For the long term performance stability test, we set the drive up to run a 20-minute 4K random test with a 30% write, 70% read split, at a Queue Depth of 256 over the entire disk.

The 480GB Kingston HyperX Fury RGB averaged 30,659 IOPS for the test with a performance stability of 58.47% which is pretty good for this class of drive.

To test real life performance of a drive we use a mix of folder/file types and by using the FastCopy utility (which gives a time as well as MB/s result) we record the performance of drive reading from & writing to a 256GB Samsung SSD850 PRO.

100GB data file.
60GB iso image.
60GB Steam folder – 29,521 files.
50GB File folder – 28,523 files.
12GB Movie folder – 24 files (mix of Blu-ray and 4K files).
10GB Photo folder – 621 files (mix of .png, raw and .jpeg images).
10GB Audio folder – 1,483 files (mix of mp3 and .flac files).
5GB (1.5bn pixel) photo.


The drive had no problems dealing with our real life file transfer tests although the read performance was much stronger than the write throughout the test.

It was only a matter of time before SSD drives got a funky RGB lighting scheme – after all the technology has somehow made it into every other area of a PC, so why not a drive? Whether you take a look at the flashing multicoloured lightshow and wonder the point or if you just love the technology, it's pretty much here to stay by the looks of it.

Kingston's latest 2.5in SSD, the HyperX Fury RGB is one of the very rare breed (at the time of writing) of drive that has RGB built in.


The quoted Sequential performance of the HyperX RGB is pretty much what you would expect for a SATA interfaced SSD using a four channel controller and 3D TLC NAND; up to 480MB/s for reads and 500MB/s for writes. Using the ATTO benchmark we were able to squeeze a bit more out of the review drive, especially when it came to read performance at 563MB/s while the tested write performance came in at 531MB/s.

All those 75 LEDs inside the drive keep it nice and toasty when it's being pushed. With our test system just ticking over the drive was recorded at 27°C but when it was running our 4K read/writes tests this increased to 46°C. This may not sound like much but the previous Kingston drive we tested, the 960GB UV500, uses the same type of NAND and controller combination and was 25°C on idle and only reached 32°C when performing the same 4K read/write tests.

According to Kingston's website the drive is compatible with the Asus Aura Sync, ASRocks Sync, MSI Mystic Light Sync and Gigabyte RGB Fusion RGB technologies.

The elephant in the room is the pricing.
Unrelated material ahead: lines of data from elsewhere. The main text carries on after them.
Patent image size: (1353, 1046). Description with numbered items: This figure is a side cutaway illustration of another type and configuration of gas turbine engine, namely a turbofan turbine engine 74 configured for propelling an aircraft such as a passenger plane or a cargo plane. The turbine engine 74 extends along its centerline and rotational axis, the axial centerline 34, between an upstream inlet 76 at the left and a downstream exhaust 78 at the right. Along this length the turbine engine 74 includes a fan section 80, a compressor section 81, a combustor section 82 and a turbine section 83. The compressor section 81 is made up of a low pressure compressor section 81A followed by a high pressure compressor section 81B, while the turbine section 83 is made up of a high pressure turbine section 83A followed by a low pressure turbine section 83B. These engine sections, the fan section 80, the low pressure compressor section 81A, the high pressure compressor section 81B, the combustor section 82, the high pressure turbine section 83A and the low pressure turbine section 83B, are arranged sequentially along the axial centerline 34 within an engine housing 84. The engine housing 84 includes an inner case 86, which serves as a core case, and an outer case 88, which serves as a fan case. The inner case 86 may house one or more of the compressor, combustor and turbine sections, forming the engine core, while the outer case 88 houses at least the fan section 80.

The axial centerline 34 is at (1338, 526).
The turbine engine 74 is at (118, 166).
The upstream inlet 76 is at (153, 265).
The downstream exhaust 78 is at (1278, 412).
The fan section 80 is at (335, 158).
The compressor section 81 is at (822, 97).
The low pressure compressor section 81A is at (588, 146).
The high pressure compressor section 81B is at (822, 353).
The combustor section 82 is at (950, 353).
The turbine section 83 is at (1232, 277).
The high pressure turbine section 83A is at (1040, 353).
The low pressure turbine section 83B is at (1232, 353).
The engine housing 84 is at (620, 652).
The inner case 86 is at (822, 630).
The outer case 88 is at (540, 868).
The basic 480GB model costs £129 which pits it against some much higher performing SATA drives. It is also more expensive than Kingston's own 480GB UV500 drive. To make matters worse it is around £20 more expensive than the 480GB model of Kingston's own entry-level M.2 NVMe drive, the A1000.

The upgrade version of the HyperX Fury RGB 480GB that Kingston supplied for this review costs even more at £146. Kingston needs to shave a fair bit of the price to make the drive competitive regardless of the RGB technology.
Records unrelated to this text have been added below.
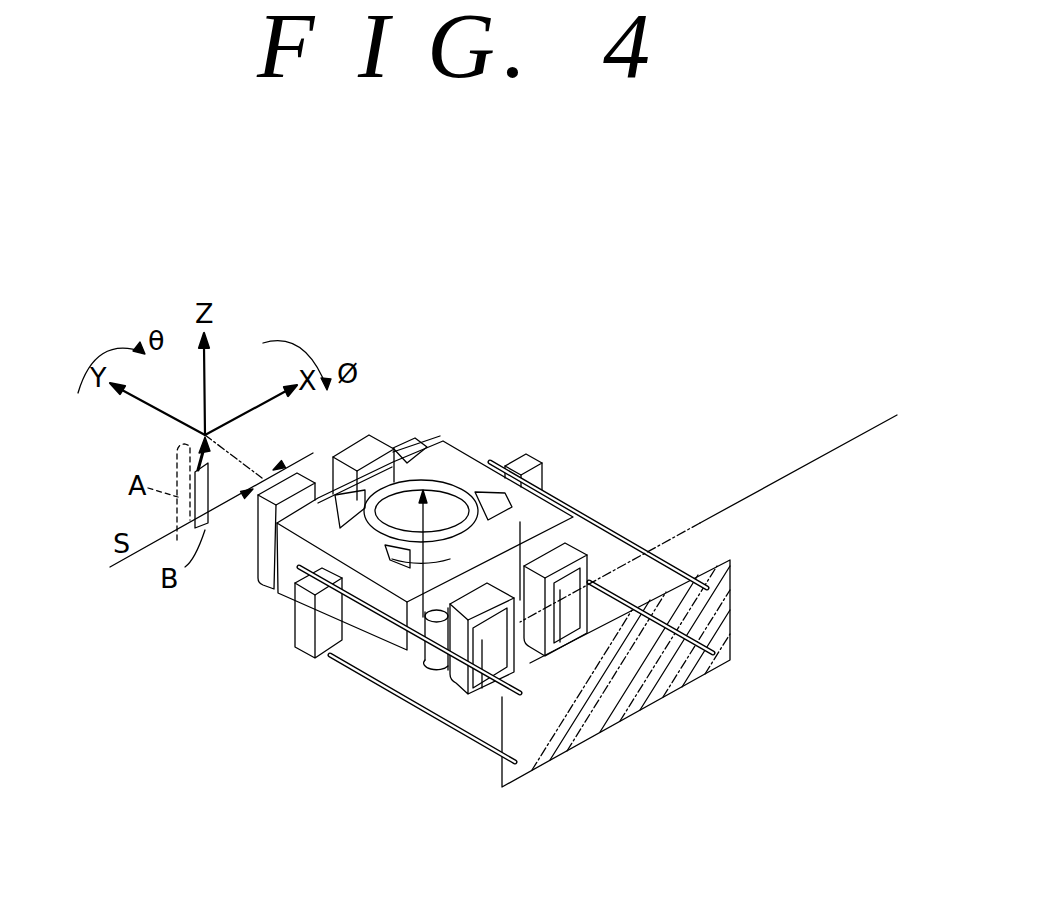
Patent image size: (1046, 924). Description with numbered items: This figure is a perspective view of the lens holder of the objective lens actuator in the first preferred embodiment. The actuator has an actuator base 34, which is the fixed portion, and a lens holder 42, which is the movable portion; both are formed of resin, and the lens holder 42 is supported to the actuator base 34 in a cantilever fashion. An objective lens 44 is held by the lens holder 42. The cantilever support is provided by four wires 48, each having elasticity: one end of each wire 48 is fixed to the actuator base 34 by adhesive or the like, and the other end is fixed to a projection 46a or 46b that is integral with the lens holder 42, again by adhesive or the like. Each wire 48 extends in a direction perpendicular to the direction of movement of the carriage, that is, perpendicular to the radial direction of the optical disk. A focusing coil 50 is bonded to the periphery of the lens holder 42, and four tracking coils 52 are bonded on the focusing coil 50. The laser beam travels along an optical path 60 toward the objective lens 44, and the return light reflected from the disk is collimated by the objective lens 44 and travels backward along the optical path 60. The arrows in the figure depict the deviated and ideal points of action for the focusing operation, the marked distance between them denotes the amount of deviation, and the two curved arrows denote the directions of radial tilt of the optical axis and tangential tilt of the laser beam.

The actuator base 34 is at (642, 703).
The lens holder 42 is at (478, 445).
The objective lens 44 is at (417, 490).
The projection 46a is at (303, 617).
The projection 46b is at (520, 462).
The wires 48 is at (362, 672).
The focusing coil 50 is at (333, 477).
The tracking coils 52 is at (367, 440).
The optical path 60 is at (853, 437).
We found the Kingston HyperX Fury RGB 480GB Installation Kit (SHFR200B/480G) on Span.com for £146.40 HERE

Pros

  • Sequential performance.
  • Free cloning software.
  • Upgrade provides useful extras.
  • RGB features will target a specific audience.

Cons

  • Right now it is very expensive.
  • 4K read/write performance.

Kitguru says: If Kingston's HyperX range is all about high performance then the HyperX Fury RGB is a bit of an odd fit. Its performance doesn't match up to the visual impact of the RGB and it's the RGB that adds quite some premium on the price.